Lalu polisi mengatakan ada tembakan dari atas gunung, sedangkan Otto menganalisis kondisi geografis tempat kejadian tidak memungkinkan adanya tembakan dari atas karena jarak tembaknya terlalu jauh dari gunung. Selanjutnya, polisi mengatakan ada massa yang membawa panah saat berkumpul di lapangan. Padahal menurut keterangan warga tidak ada yang membawa senjata. Perihal penyerangan koramil dilakukan dengan menggunakan batu.

Lebih lanjut, soal warga yang tewas, polisi mengatakan tiga dari lima warga yang tewas merupakan warga biasa dan bukan pelajar yang diganti pakaiannya dengan seragam sekolah. Sementara menurut pengakuan kepala sekolah di Paniai, tiga dari warga yang tertembak adalah siswanya. Otto menduga kemungkinan adanya skenario yang ingin dibuat oleh polisi dan TNI untuk merekayasa bahwa kejadian ini dilakukan oleh Organisasi Papua Merdeka. Tapi ia meyakini tidak ada kaitannya dengan OPM lantaran jarak geografis dengan gunung yang jauh.

Sejumlah ketidakpastian kronologis ini yang mendasari dibentuknya TPF agar kasus yang sebenarnya bisa terungkap. Soal kapan TPF bisa dibentuk agar kasus ini bisa segera diselesaikan, Otto mengatakan kuncinya ada di Kepres yang dikeluarkan oleh Presiden Jokowi. Sebabn TPF hanya bisa dibentuk melalui Kepres tersebut untuk bisa menjalankan tugas investigasinya.

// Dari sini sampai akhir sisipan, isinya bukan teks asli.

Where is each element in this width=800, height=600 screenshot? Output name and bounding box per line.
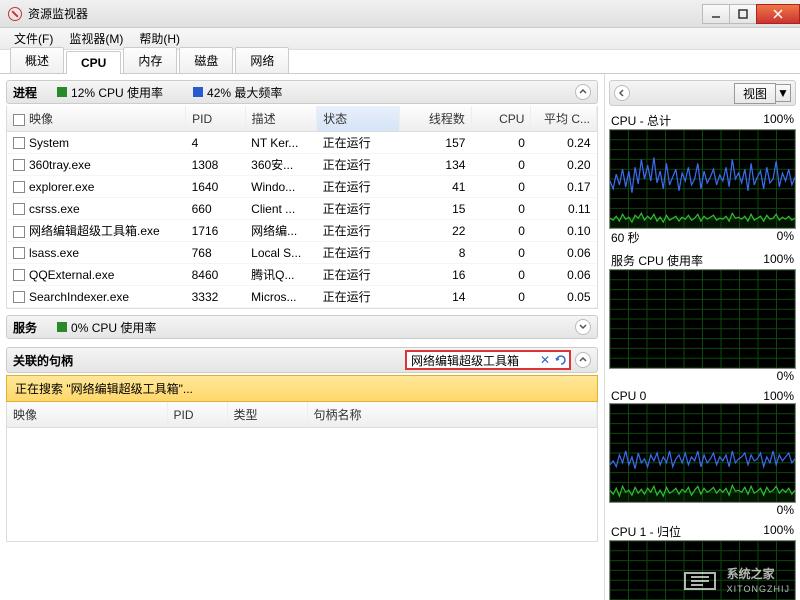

"Jadi sebaiknya sebelum Presiden Jokowi ke Papua, beliau sikapi keadaan di Papua dengan membuat pernyataan presiden. Untuk menunjukkan keseriusannya terhadap keadaan di Paniai. Presiden tentu banyak mendapatkan masukan juga dari masyarakat adat, aktivis HAM, polri, dan TNI," lanjutnya.  

Pada kesempatan yang berbeda, Wakil Presiden Jusuf Kalla (JK) mengatakan pemerintah sangat hati-hati memperlakukan masyarakat Papua. Ia menganggap baik TNI/Polri atau warga yang terkena tembak, keduanya sama-sama melanggar HAM. "Pemerintah sedang berupaya menyelesaikan konflik di Papua," ujar JK di Mabes TNI, Jakarta Timur, Kamis (11/12).

Sebelumnya, lima warga Paniai, Papua tewas ditembak saat warga menyerang kantor Markas Polres dan Koramil Paniai. Warga menyerang markas karena malam sebelum kejadian terdapat warga yang menegur anggota TNI karena tidak menggunakan lampu mobil. Akibatnya  mobil ditahan. Tapi warga yang menahan mobil tersebut malah dianiaya.